As they’d ridden for the Boundary Circle the day Arturo and Kassius set them free, one of Cristoff’s more vicious guards and his troop had ridden upon them, recognized her, and realized Arturo was trying to free the sorceress. A battle had ensued. Ivan and his troop were dead.

“Cristoff believes Ivan took you and escaped Vamp City.”

“And the rest of his troop?”

“He thinks that they either defected or, like Ivan, were not actually trapped by the magic. It has long been suspected that some who claim to be trapped here are not.”

As her eyes adjusted to the dark, the ghostly, twisted shapes of dead trees began to appear, silhouetted against the moonlit night sky. Even as a thrill of dread crawled along her scalp, she admitted to herself a dark fascination with this night world. She’d always loved the dark. As a child it had been the only place she’d ever truly been able to hide from the stepmother who’d hated her.

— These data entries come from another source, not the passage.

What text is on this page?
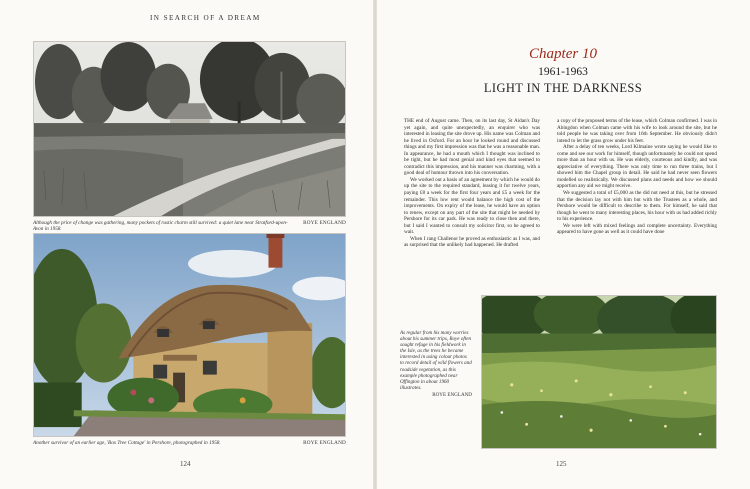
IN SEARCH OF A DREAM
Although the price of change was gathering, many pockets of rustic charm still survived: a quiet lane near Stratford-upon-Avon in 1958.
ROYE ENGLAND
Another survivor of an earlier age, 'Box Tree Cottage' in Pershore, photographed in 1958.	ROYE ENGLAND
124
Chapter 10
1961-1963
LIGHT IN THE DARKNESS

THE end of August came. Then, on its last day, St Aidan's Day yet again, and quite unexpectedly, an enquirer who was interested in leasing the site drove up. His name was Colman and he lived in Oxford. For an hour he looked round and discussed things and my first impression was that he was a reasonable man. In appearance, he had a mouth which I thought was inclined to be tight, but he had most genial and kind eyes that seemed to contradict this impression, and his manner was charming, with a good deal of humour thrown into his conversation.

We worked out a basis of an agreement by which he would do up the site to the required standard, leasing it for twelve years, paying £8 a week for the first four years and £5 a week for the remainder. This low rent would balance the high cost of the improvements. On expiry of the lease, he would have an option to renew, except on any part of the site that might be needed by Pershore for its car park. He was ready to close then and there, but I said I wanted to consult my solicitor first, so he agreed to wait.

When I rang Challenor he proved as enthusiastic as I was, and as surprised that the unlikely had happened. He drafted

a copy of the proposed terms of the lease, which Colman confirmed. I was in Abingdon when Colman came with his wife to look around the site, but he told people he was taking over from 16th September. He obviously didn't intend to let the grass grow under his feet.

After a delay of ten weeks, Lord Kilmaine wrote saying he would like to come and see our work for himself, though unfortunately he could not spend more than an hour with us. He was elderly, courteous and kindly, and was appreciative of everything. There was only time to run three trains, but I showed him the Chapel group in detail. He said he had never seen flowers modelled so realistically. We discussed plans and needs and how we should apportion any aid we might receive.

We suggested a total of £5,000 as the did not need at this, but he stressed that the decision lay not with him but with the Trustees as a whole, and Pershore would be difficult to describe to them. For himself, he said that though he went to many interesting places, his hour with us had added richly to his experience.

We were left with mixed feelings and complete uncertainty. Everything appeared to have gone as well as it could have done

As regular from his many worries about his summer trips, Roye often sought refuge in his fieldwork in the Isle, as the trees he became interested in using colour photos to record detail of wild flowers and roadside vegetation, as this example photographed near Offington in about 1960 illustrates.
ROYE ENGLAND
125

“So how many vampires aren’t trapped? How many of you are there in the real world?”

Micah glanced back. “Before the magic began to fail, there were over three dozen of us that I knew of in D.C. alone, about half tied to the kovenas within V.C. Nearly a dozen of them got caught on the wrong side of the Boundary Circle when the magic began to fail, trapping them inside. They’d come in for the Kovena Cup, our annual vampire soccer match. Halfway through the semifinal game, the first sunbeam broke through just outside the coliseum. Several vampires died, and no one who was in Vamp City at that moment has been able to leave since. The magic’s failing was like a switch being flipped. The same switch Phineas Blackstone flipped in the 1870s when he attempted to make Vamp City a death trap.”